At least two species of scented cinnamon trees from China (Cinnamomum cassia) and Vietnam (C. loureiroi, so-called ‘Saigon’ cinnamon) also have long histories of trade and consumption across Afro-Eurasia. One cinnamon species, C. burmannii, grew and still grows in Sumatra in what is now Indonesia; it makes up a significant proportion of the spice traded globally under the name ‘cinnamon’ today. (Some sources even say that most of the ‘cinnamon’ consumed in the Western world today comes from Indonesian C. burmannii trees.) These sorts of cinnamon — Chinese, Saigon, and Sumatran — are usually sold in single-layer quills, as the bark isn’t quite as slender as that of C. verum, although the oil content of the bark is similar and the flavour not necessarily weaker or worse. When ground up into fine powder, these cinnamons are not easily distinguished. In the Middle Ages, it appears that cinnamon was traded as either quill or powder.
Mentions of Cinnamon
The lack of a one-to-one correspondence between cinnamon-producing species and names for cinnamon in European languages, medieval or otherwise, means that we don’t really know where the cinnamon mentioned in any particular medieval European text came from unless the text explicitly says so.

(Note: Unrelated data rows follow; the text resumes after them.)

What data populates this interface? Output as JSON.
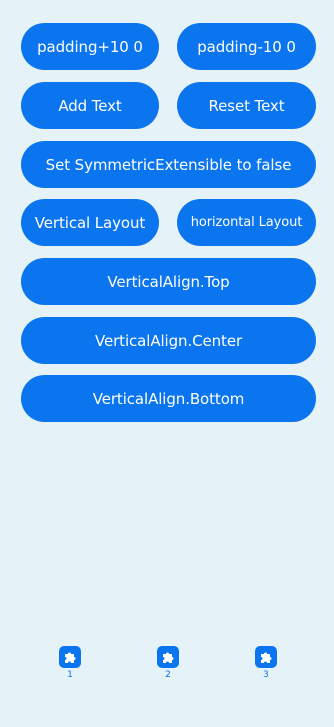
{
  "buttons": {
    "padding_plus": "padding+10 0",
    "padding_minus": "padding-10 0",
    "add_text": "Add Text",
    "reset_text": "Reset Text",
    "set_symmetric": "Set SymmetricExtensible to false",
    "vertical_layout": "Vertical Layout",
    "horizontal_layout": "horizontal Layout",
    "valign_top": "VerticalAlign.Top",
    "valign_center": "VerticalAlign.Center",
    "valign_bottom": "VerticalAlign.Bottom"
  },
  "tabs": [
    {
      "label": "1",
      "icon": "puzzle-icon"
    },
    {
      "label": "2",
      "icon": "puzzle-icon"
    },
    {
      "label": "3",
      "icon": "puzzle-icon"
    }
  ],
  "colors": {
    "background": "#e5f3f8",
    "accent": "#0a75ee",
    "button_text": "#ffffff"
  }
}
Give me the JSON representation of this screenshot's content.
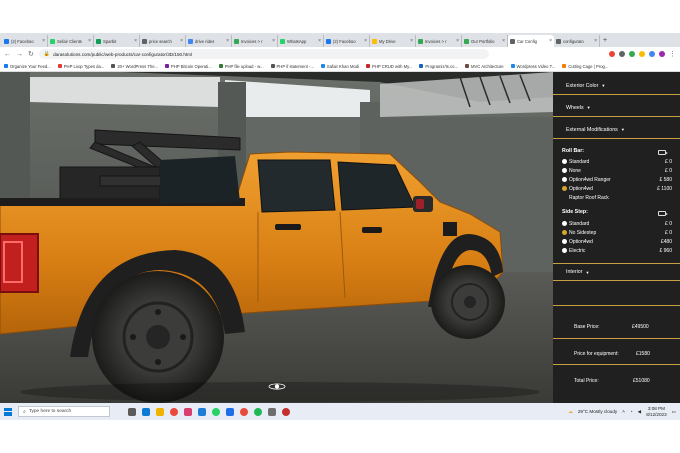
{
  "browser": {
    "tabs": [
      {
        "label": "(2) Faceboo",
        "color": "#1877f2"
      },
      {
        "label": "Sefair Clients",
        "color": "#25d366"
      },
      {
        "label": "Sparbit",
        "color": "#0f9d58"
      },
      {
        "label": "price search",
        "color": "#5f6368"
      },
      {
        "label": "drive rides",
        "color": "#4285f4"
      },
      {
        "label": "Invoices > r",
        "color": "#34a853"
      },
      {
        "label": "WhatsApp",
        "color": "#25d366"
      },
      {
        "label": "(2) Faceboo",
        "color": "#1877f2"
      },
      {
        "label": "My Drive",
        "color": "#fbbc04"
      },
      {
        "label": "Invoices > r",
        "color": "#34a853"
      },
      {
        "label": "Our Portfolio",
        "color": "#34a853"
      },
      {
        "label": "Car Config",
        "color": "#5f6368",
        "active": true
      },
      {
        "label": "configurato",
        "color": "#5f6368"
      }
    ],
    "url": "darasolutions.com/public/web-products/car-configurator/3D/150.html",
    "bookmarks": [
      "Organize Your Feed...",
      "PHP Loop Types da...",
      "20+ WordPress The...",
      "PHP Bitcoin Operati...",
      "PHP file upload - w...",
      "PHP if statement -...",
      "Safair Khan Modi",
      "PHP CRUD with My...",
      "Programiz/Is.co...",
      "MVC Architecture",
      "Wordpress Video T...",
      "Cutting Cage | Prog..."
    ]
  },
  "panel": {
    "exterior_color": "Exterior Color",
    "wheels": "Wheels",
    "external_mods": "External Modifications",
    "roll_bar": {
      "title": "Roll Bar:",
      "options": [
        {
          "name": "Standard",
          "price": "£ 0",
          "selected": false
        },
        {
          "name": "None",
          "price": "£ 0",
          "selected": false
        },
        {
          "name": "Option4wd Ranger",
          "price": "£ 580",
          "selected": false
        },
        {
          "name": "Option4wd",
          "price": "£ 1100",
          "selected": true
        }
      ],
      "sub_label": "Raptor Roof Rack"
    },
    "side_step": {
      "title": "Side Step:",
      "options": [
        {
          "name": "Standard",
          "price": "£ 0",
          "selected": false
        },
        {
          "name": "No Sidestep",
          "price": "£ 0",
          "selected": true
        },
        {
          "name": "Option4wd",
          "price": "£480",
          "selected": false
        },
        {
          "name": "Electric",
          "price": "£ 960",
          "selected": false
        }
      ]
    },
    "interior": "Interior",
    "summary": {
      "base_label": "Base Price:",
      "base_value": "£49500",
      "equip_label": "Price for equipment:",
      "equip_value": "£1580",
      "total_label": "Total Price:",
      "total_value": "£51080"
    }
  },
  "taskbar": {
    "search_placeholder": "Type here to search",
    "weather": "29°C  Mostly cloudy",
    "time": "3:08 PM",
    "date": "8/12/2023"
  }
}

Middle Eastern texts aren’t necessarily much better in this regard. There are more references to cinnamon in medieval European texts than there are references to clove and nutmeg, and they appear earlier, but they are somewhat less exciting than references to those other spices — to me, at least — because they’re so much less precise with regard to both species and geographical origin.
To demonstrate what I mean: Cinnamon is mentioned in the Miller’s Tale in Chaucer’s Canterbury Tales (Figure 3). The reference to cinnamon tells us of a link to a general trade in Asian spices; the cinnamon so named might have been Sri Lankan, Chinese, Sumatran — we can’t be sure. It may have referred to any or all of these, and is used here, in any case, as a pet name. Chaucer also mentions clove (clowe gylofre) and nutmeg (notemuge) in the Tale of Sir Thopas, elsewhere in the same work. These references connect The Canterbury Tales and its author to specific and identifiable places far away, to small volcanic islands almost off the coast of New Guinea whose inhabitants practised non-Abrahamic religions and captured the severed heads of enemies for use in ritual.

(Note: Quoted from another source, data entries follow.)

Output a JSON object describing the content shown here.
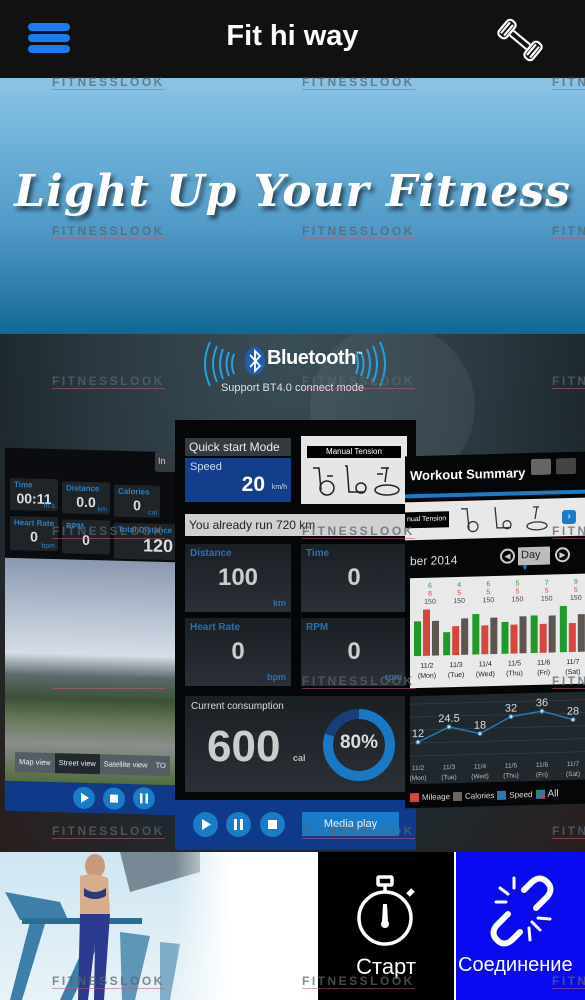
{
  "header": {
    "title": "Fit hi way",
    "menu_icon": "hamburger-menu-icon",
    "right_icon": "dumbbell-icon",
    "accent_color": "#1a7cf0"
  },
  "hero": {
    "slogan": "Light Up Your Fitness"
  },
  "promo": {
    "bluetooth_label": "Bluetooth",
    "bluetooth_tm": "™",
    "bluetooth_subtitle": "Support BT4.0 connect mode",
    "left_screen": {
      "top_button_partial": "In",
      "metrics": [
        {
          "label": "Time",
          "value": "00:11",
          "unit": "m:s"
        },
        {
          "label": "Distance",
          "value": "0.0",
          "unit": "km"
        },
        {
          "label": "Calories",
          "value": "0",
          "unit": "cal"
        },
        {
          "label": "Heart Rate",
          "value": "0",
          "unit": "bpm"
        },
        {
          "label": "RPM",
          "value": "0",
          "unit": ""
        },
        {
          "label": "Total Distance",
          "value": "120",
          "unit": ""
        }
      ],
      "view_tabs": [
        {
          "label": "Map view",
          "active": false
        },
        {
          "label": "Street view",
          "active": true
        },
        {
          "label": "Satellite view",
          "active": false
        },
        {
          "label": "TO",
          "active": false
        }
      ],
      "controls": [
        "play-icon",
        "stop-icon",
        "pause-icon"
      ]
    },
    "center_screen": {
      "mode_label": "Quick start Mode",
      "speed_label": "Speed",
      "speed_value": "20",
      "speed_unit": "km/h",
      "tension_label": "Manual Tension",
      "run_message": "You already run 720 km",
      "metrics": [
        {
          "label": "Distance",
          "value": "100",
          "unit": "km"
        },
        {
          "label": "Time",
          "value": "0",
          "unit": ""
        },
        {
          "label": "Heart Rate",
          "value": "0",
          "unit": "bpm"
        },
        {
          "label": "RPM",
          "value": "0",
          "unit": "rpm"
        }
      ],
      "consumption_label": "Current consumption",
      "consumption_value": "600",
      "consumption_unit": "cal",
      "progress_percent": 80,
      "progress_text": "80%",
      "controls": [
        "play-icon",
        "pause-icon",
        "stop-icon"
      ],
      "media_button": "Media play"
    },
    "right_screen": {
      "title": "Workout Summary",
      "tension_label": "nual Tension",
      "date_label": "ber 2014",
      "period_select": "Day",
      "bar_chart": {
        "categories": [
          "11/2",
          "11/3",
          "11/4",
          "11/5",
          "11/6",
          "11/7"
        ],
        "weekdays": [
          "(Mon)",
          "(Tue)",
          "(Wed)",
          "(Thu)",
          "(Fri)",
          "(Sat)"
        ],
        "top_labels": [
          "6",
          "4",
          "6",
          "5",
          "7",
          "9"
        ],
        "mid_labels": [
          "8",
          "5",
          "5",
          "5",
          "5",
          "5"
        ],
        "bottom_labels": [
          "150",
          "150",
          "150",
          "150",
          "150",
          "150"
        ],
        "series": [
          {
            "name": "green",
            "color": "#1f9a2a",
            "values": [
              6,
              4,
              7,
              5.5,
              6.5,
              8
            ]
          },
          {
            "name": "red",
            "color": "#d8453b",
            "values": [
              8,
              5,
              5,
              5,
              5,
              5
            ]
          },
          {
            "name": "gray",
            "color": "#5d5550",
            "values": [
              6,
              6.3,
              6.3,
              6.4,
              6.4,
              6.5
            ]
          }
        ]
      },
      "line_chart": {
        "categories": [
          "11/2",
          "11/3",
          "11/4",
          "11/5",
          "11/6",
          "11/7"
        ],
        "weekdays": [
          "(Mon)",
          "(Tue)",
          "(Wed)",
          "(Thu)",
          "(Fri)",
          "(Sat)"
        ],
        "values": [
          12,
          24.5,
          18,
          32,
          36,
          28
        ],
        "labels": [
          "12",
          "24.5",
          "18",
          "32",
          "36",
          "28"
        ],
        "ylim": [
          0,
          45
        ]
      },
      "legend": [
        {
          "label": "Mileage",
          "color": "#d8453b"
        },
        {
          "label": "Calories",
          "color": "#6e665e"
        },
        {
          "label": "Speed",
          "color": "#2a78b0"
        },
        {
          "label": "All",
          "color": "multi"
        }
      ]
    }
  },
  "bottom": {
    "start_label": "Старт",
    "start_icon": "stopwatch-icon",
    "connect_label": "Соединение",
    "connect_icon": "broken-link-icon",
    "connect_color": "#0a0af0"
  },
  "watermark": "FITNESSLOOK"
}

This is why I have devoted so much time and ink to cloves and nutmeg (and other things like them) on this blog and so little time to cinnamon, even though, as you can see above, cinnamon was exported from parts of what is now Indonesia in the Middle Ages. (Cinnamon is also mentioned as an export from Java in several medieval European sources, including Polo’s Travels.) We just can’t be sure if a reference to cinnamon in a text is a reference to Sumatran cinnamon specifically, and thus much less can be extracted from these references from the perspective of the history of the Indo-Malaysian archipelago.

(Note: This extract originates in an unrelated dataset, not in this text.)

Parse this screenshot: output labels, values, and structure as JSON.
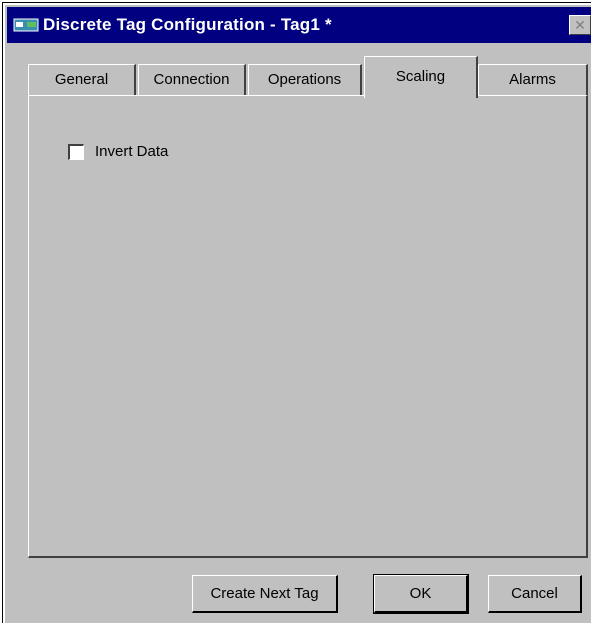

It’s not that these things — clove, nutmeg, camphor — are more exciting because of where they came from (although from my Indonesia-focused point-of-view I suppose they are). They’re more exciting because we can state their origins with some certainty. The medieval cinnamon trade is more amorphous. This is a pity: it would be nice to be able to pinpoint Sumatran cinnamon in the European sources. Instead, we just have to wonder where Chaucer’s cinnamon might have come from.